Published in: Handelsblatt, WOCHENENDE 9./10./11. JUNI 2017, NR. 110

Herr Schumacher, wie lebt es sich denn mit als neues Enfant Terrible der Architektenszene?
Die Rolle passt mir persönlich schon ganz gut. Ich habe für meine liberalen Thesen zwar einiges einstecken müssen, aber ich habe ein dickes Fell.

Was war das Übelste, das sie zu hören bekamen?
Ich wurde als Faschist bezeichnet und in Fotos als Hitler dargestellt. Noch schlimmer hat mich aber die Sorge umtrieben, ob meine Äußerungen vielleicht geschäftsschädigend für unser Büro Zaha Hadid Architects sein könnten. Vor unserem Londoner Büro wurde demonstriert. Aber ich habe auch viel Zuspruch erhalten.

Von wem denn?
Das kam eigentlich von überall her. Überwiegend aber doch aus Asien – Indien, China, also eher Ländern, die in punkto Political Correctness noch nicht so hypersensibel sind wie wir. Zuspruch gab es aber auch aus der libertären Szene.

Kein Wunder. Ihnen geht es um die absolute Freiheit von staatlichen Regeln. Im Kern ihrer Thesen steht die völlige Privatisierung der Stadt: Sie wollen Straßen, Parks und öffentliche Plätze verkaufen und den sozialem Wohnungsbau ebenso abschaffen wie Bebauungsvorschriften.

In einem Punkt haben mich auch die Libertären kritisiert, weil ich ihnen nicht konsequent genug bin. Ich hatte in meinem Vortrag in Berlin gesagt, dass es statt sozialem Wohnungsbau lieber direkte Zahlungen an Bedürftige geben sollte. Das ist den Libertären bereits zu viel staatlicher Eingriff.

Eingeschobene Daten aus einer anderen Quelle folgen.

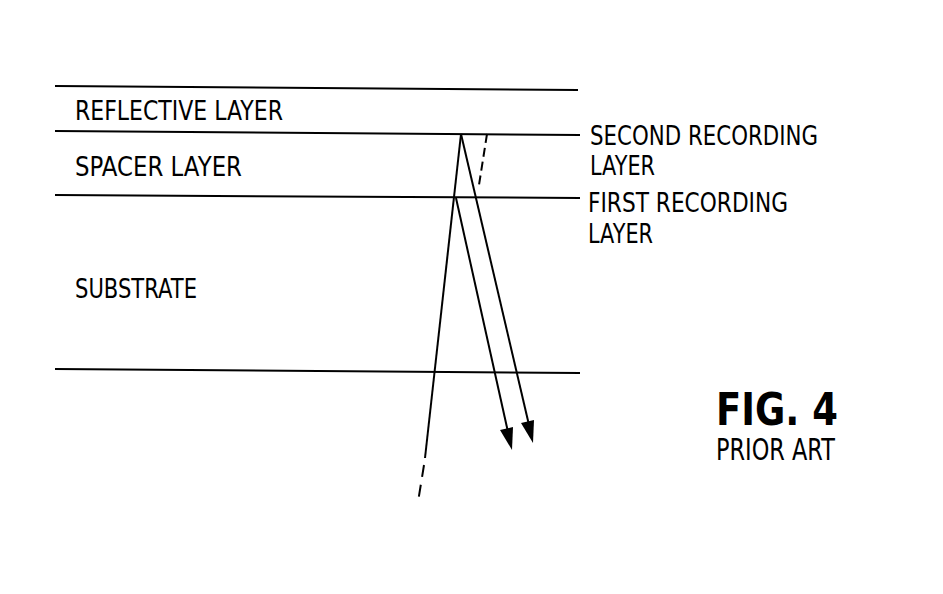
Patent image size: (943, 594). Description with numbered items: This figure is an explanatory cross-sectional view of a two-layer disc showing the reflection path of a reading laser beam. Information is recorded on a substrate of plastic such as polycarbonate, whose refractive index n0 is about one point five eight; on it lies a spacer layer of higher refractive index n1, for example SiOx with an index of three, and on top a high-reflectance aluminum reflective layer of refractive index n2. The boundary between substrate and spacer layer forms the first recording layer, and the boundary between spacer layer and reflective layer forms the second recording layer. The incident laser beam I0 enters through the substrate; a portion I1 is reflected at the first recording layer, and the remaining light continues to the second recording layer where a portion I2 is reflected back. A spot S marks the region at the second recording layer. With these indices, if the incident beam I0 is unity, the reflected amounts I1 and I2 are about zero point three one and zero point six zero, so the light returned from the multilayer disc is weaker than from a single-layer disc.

The spot / separation distance S is at (482, 163).
The incident laser beam intensity I0 is at (371, 436).
The light reflected from first recording layer I1 is at (471, 457).
The light reflected from second recording layer I2 is at (611, 416).
The refractive index of substrate n0 is at (337, 286).
The refractive index of spacer layer n1 is at (336, 164).
The refractive index of reflective layer n2 is at (337, 112).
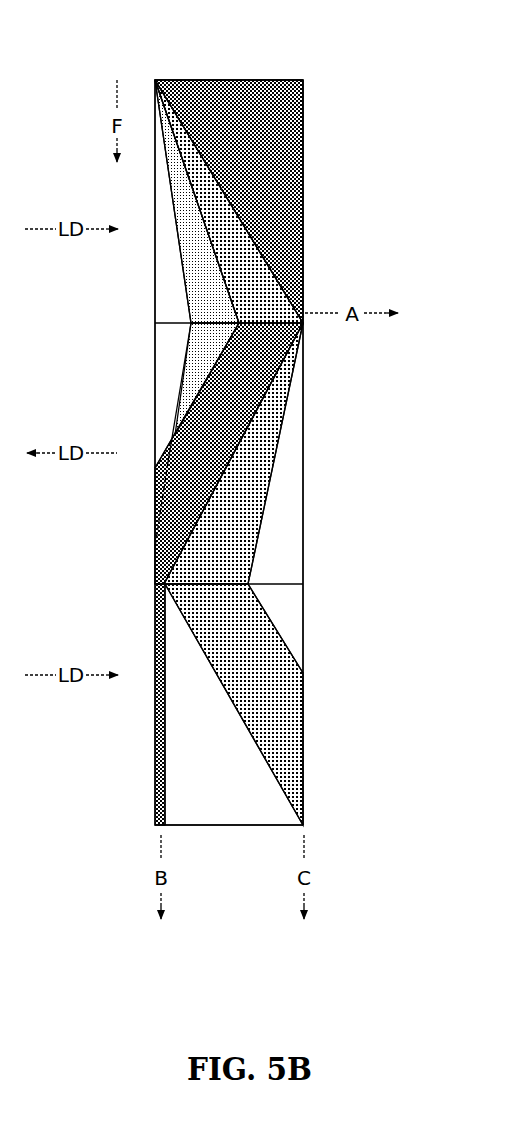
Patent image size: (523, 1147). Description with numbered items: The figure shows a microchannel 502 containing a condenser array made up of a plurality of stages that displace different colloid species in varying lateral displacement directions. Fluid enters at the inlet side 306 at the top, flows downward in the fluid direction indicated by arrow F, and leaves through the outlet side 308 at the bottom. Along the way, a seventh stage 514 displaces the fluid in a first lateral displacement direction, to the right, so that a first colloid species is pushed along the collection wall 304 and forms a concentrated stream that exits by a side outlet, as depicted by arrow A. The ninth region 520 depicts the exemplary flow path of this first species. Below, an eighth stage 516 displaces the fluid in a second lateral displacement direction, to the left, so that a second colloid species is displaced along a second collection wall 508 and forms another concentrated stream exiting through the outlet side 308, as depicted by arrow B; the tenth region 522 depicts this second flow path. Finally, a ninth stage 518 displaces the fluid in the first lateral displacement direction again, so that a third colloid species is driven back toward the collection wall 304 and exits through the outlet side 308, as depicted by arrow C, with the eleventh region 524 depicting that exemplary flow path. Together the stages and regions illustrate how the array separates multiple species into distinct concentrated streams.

Keine Sorge, Ihre Forderung klingen auch so noch radikal genug. Sozialer Wohnungsbau ermöglicht es Menschen mit niedrigem Einkommen doch überhaupt erst, in prosperierenden Metropolen wie London zu wohnen. Fällt der weg, wird die Stadt zu einem Ghetto der Reichen. Wollen sie das?
Es stimmt schon, dass viele Wohlhabende in einer Stadt wie London wohnen. Und neben ihnen die Armen in ihren Sozialwohnungen. Aber was ist denn mit der arbeitenden Mittelschicht? Die wird völlig rausgedrängt, weil sie nicht arm genug ist, um sich für eine Sozialwohnung zu qualifizieren. Einige unserer Angestellten geben 80 Prozent ihres Einkommens aus, nur um zentral zu wohnen. Menschen wie sie wären die Hauptprofiteure meiner Forderungen.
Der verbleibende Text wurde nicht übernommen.